In the summer of 2018, a 13-year-old boy named Jaquan Faulkner set up a hot dog stand outside his North Minneapolis home.
He had one goal: to earn money to purchase new clothes for the upcoming school year.
He was doing well selling hot dogs for $2 and chips and sodas for $1. But then someone sent an email complaint to the Minneapolis Health Department, saying that Jaquan was operating a food stall without the required permits.
The Health Department, of course, had to handle the situation.
But with the help of NEON (Northside Economic Opportunites Network), instead of shutting him down, they decided to get Jaquan’s hot dog stand, called Mr. Faulkner’s Old Fashioned Hot Dogs, up to code.
NEON and the Health Department’s first step was to teach Jaquan about food safety and handling — they even outfitted him with thermometers, tongs, and a hand washing station. Next, he needed the permit. The cost was $87, but the people helping Jaquan pooled their resources and covered the cost for him.
He passed inspection, and it wasn’t long before the story of Mr. Faulkner’s Old Fashioned Hotdogs got around, and the community came out to show their support. As the story grew, Jaquan ended up on the news and even on the Steve Harvey Show, where he was given a computer with business management software and a ton of support.
Jaquan’s story reminds us that we can look at and tackle a problem in more than one way. The person who complained just wanted the issue to go away. The inspectors who responded saw the signs of an early entrepreneur and weren’t going to let that spirit get crushed by the bureaucratic system that would typically squash his dreams and ambitions.
When you’re out and about, keep your eyes open for opportunities to help others in your community. They could be doing something the incorrect way, but all it might take is a kind word to point them in the right direction.
This Week’s Image
This Week’s Riddle
What starts with ‘e’ ends with ‘e’ and contains one letter?

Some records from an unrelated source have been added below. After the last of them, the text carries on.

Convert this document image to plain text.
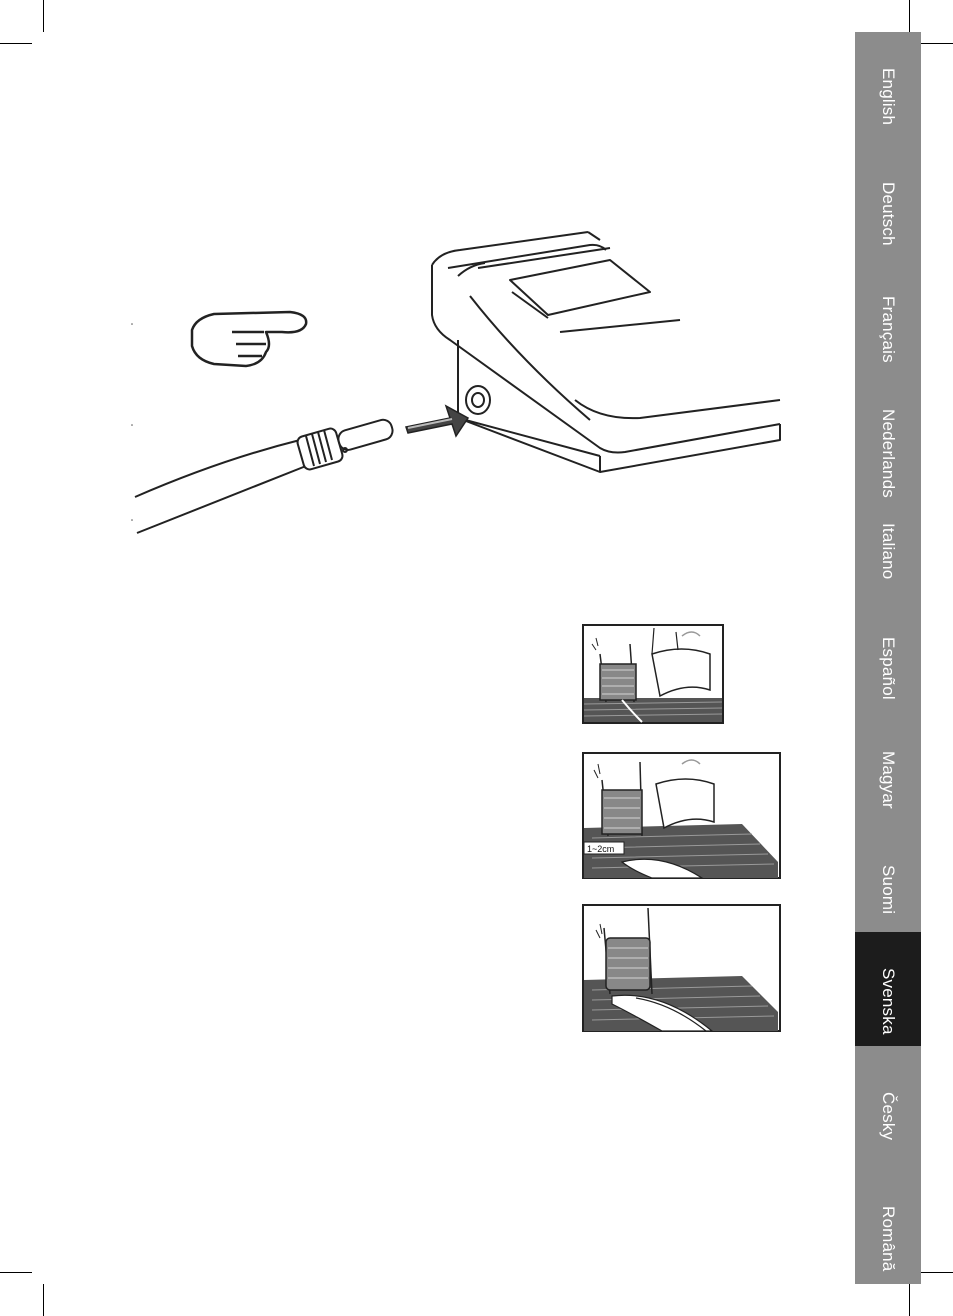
1~2cm
English
Deutsch
Français
Nederlands
Italiano
Español
Magyar
Suomi
Svenska
Česky
Română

This Week’s Journaling Prompt
Think of a small business or individual in your community who is trying something new or unique, like a local street vendor, a neighborhood artist, or a young entrepreneur. Write about how you could offer them support or encouragement. Reflect on how this small action might positively impact them and your community.
This Week’s Challenge
Find a small business or individual in your community, such as a street vendor, a local artist, or a small café, who is doing something unique or innovative. Have a conversation, learn about their story, and understand their journey. Offer them words of encouragement or express appreciation for what they are doing. If appropriate and you feel compelled, make a purchase to support their endeavor.